In the fall I would be starting a new job with SFU, another with the University of Victoria (more on that later), and becoming an educator and professional that I
hadn’t haven’t yet been able to imagine. There was something invigorating about these new possibilities, but also something daunting, not least of which had been the emotional last month of celebrations and goodbyes I’d only concluded – in tears with many of my colleagues and friends in the exhausted glow of the last morning of school – the same morning we rolled out of town.
Along with the new work, we had bought our first home that spring, having only gotten the keys on the first of June and yet to share even a quiet weekend in our new digs. There was much in the way of conflicting emotion with the move as well: we had spent the better part of the last decade in our idyllic basement suite by the sea, enjoying campfires and setting our seasonal watches to the fluctuations of the tide in full view from our breakfast table. There were garden veggies, and the park, and our neighbours, not to mention our landlord, whose parents and siblings (and their children, too) had become a third set of in-laws to our orbit of local family, to say goodbye to, and a new home to establish on an opposite corner of the same forest bordering our old place.
Much had been or was about to be turned upside down, in so many words, and the call of southern highways and the American National Parks (For the Greatest Good) rang out as a chance to reconnect with things we might consider more permanent: ourselves and one another, as well as the wonders of the forests, oceans, craters, and dunes of Oregon and California.

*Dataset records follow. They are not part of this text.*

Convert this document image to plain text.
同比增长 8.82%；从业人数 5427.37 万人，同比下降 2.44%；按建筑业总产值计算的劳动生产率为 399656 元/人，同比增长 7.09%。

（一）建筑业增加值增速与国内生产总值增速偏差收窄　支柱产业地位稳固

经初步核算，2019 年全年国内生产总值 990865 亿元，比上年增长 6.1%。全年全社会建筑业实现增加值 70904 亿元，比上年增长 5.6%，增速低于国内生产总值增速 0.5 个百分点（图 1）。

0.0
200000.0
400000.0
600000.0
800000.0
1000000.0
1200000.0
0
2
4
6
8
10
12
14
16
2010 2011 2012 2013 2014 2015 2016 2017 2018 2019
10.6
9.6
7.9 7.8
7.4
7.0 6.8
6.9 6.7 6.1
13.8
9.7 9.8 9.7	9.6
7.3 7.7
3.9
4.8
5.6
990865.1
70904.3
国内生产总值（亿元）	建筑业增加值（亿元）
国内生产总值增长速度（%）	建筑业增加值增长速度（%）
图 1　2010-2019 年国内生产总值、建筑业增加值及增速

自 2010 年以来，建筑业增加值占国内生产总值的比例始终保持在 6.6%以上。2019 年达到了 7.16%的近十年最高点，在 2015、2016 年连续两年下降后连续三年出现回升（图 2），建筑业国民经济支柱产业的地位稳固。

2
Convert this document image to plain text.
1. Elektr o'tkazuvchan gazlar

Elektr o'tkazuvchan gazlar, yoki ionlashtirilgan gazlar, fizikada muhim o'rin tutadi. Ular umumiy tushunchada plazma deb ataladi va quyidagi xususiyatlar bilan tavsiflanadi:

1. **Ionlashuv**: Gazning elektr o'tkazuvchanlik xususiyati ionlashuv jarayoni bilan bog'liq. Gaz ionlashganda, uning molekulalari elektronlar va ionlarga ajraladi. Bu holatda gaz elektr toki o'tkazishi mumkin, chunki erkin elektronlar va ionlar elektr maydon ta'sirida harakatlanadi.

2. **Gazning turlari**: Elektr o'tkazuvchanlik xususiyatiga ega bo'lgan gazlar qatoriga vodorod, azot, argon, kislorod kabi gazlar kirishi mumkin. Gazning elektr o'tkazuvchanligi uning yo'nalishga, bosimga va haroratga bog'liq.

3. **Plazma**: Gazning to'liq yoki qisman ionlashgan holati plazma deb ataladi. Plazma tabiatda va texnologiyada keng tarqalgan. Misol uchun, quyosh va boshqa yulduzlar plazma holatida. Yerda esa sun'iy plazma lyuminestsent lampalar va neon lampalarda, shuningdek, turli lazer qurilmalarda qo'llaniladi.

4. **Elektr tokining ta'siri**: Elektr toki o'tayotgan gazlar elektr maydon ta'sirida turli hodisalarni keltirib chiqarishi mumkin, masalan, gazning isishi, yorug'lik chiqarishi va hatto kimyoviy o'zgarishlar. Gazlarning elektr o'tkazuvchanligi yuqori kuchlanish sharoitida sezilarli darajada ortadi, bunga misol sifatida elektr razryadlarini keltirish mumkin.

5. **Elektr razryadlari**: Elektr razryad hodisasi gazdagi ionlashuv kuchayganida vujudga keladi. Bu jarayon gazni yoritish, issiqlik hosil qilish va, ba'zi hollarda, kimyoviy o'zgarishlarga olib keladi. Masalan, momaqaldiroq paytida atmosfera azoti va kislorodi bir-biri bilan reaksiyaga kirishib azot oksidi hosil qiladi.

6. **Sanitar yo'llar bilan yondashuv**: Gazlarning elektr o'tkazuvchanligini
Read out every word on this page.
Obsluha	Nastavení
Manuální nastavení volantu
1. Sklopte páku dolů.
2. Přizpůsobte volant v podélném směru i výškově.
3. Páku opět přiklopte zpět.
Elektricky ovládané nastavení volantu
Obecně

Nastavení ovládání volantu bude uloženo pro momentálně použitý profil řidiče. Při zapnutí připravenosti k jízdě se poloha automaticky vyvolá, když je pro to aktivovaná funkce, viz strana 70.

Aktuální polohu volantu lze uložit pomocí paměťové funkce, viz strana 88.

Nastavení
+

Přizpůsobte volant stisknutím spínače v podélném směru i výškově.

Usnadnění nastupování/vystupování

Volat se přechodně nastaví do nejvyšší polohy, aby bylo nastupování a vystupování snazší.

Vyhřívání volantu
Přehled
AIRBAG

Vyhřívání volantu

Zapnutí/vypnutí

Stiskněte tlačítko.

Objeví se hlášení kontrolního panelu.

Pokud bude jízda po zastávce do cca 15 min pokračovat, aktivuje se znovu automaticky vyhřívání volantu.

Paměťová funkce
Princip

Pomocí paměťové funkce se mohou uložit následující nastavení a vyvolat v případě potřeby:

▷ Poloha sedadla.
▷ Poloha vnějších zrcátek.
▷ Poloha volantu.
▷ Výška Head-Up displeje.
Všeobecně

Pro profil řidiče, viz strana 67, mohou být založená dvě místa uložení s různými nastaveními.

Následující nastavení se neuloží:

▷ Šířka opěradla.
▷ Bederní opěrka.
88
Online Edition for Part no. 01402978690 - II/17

I’d never arranged my school life to make it out of town on the very last day of school. There had always been weekend fun to follow that last week in June, to be sure, but I’d never started a trip on the same day I’d wrapped things up for the year, and I was excited to be capping this year with such an adventure. As it turned out I was even more appreciative to put my goodbyes and the school year in the rearview, as it had been an intense morning of farewells and appreciation for the world I’ve shared with many dear colleagues and friends at Gleneagle. With much looking back in the preceding months, I was eager to begin looking forward with vigour.
With warm but tearful thoughts about leaving my many “work moms” and “socials uncles”, and much gratitude for having been so cared for by them and many friends in between over the last decade, we crossed the border in the glowing fields of southern Surrey just after 8pm, and made a beeline for Portland, where we would take brief rest before continuing south. We visited Pre’s Rock and Hayward Field in Eugene, grabbed a host of groceries and refreshments at Whole Foods, and were set to camp just north of Oregon’s Crater Lake National Park by evening.
The green hills of the western slope of the Cascades and the Umpqua National Forest took us away from the coastal clouds and into the baking interior of the state. It was more than thirty degrees as we rolled into our campsite on the southern shore of Diamond Lake, and the shoulders of the highway were piled high with dusty pumice of dormant volcanos. We built a fire to fend off the first waves of mosquitos, and scouted the area maps for the next day’s potential hikes around Crater Lake.
In the next nine days we would swim in the crystalline waters of Crater Lake, traverse the Redwoods Highway into Northern California, rinse in the Smith River, and visit thousand year old trees. We would see the Roosevelt Elk, camp beneath the Gold Bluffs on the coast south of Crescent City, and drive agog at the gentle bends and staggering vistas along the Pacific Coast Highway.
To mark a year in which so much had become so far fleeting and free of foundations, we grounded ourselves in the wonders of the coast, connecting to the timelessness of geology, and forests, and the sea.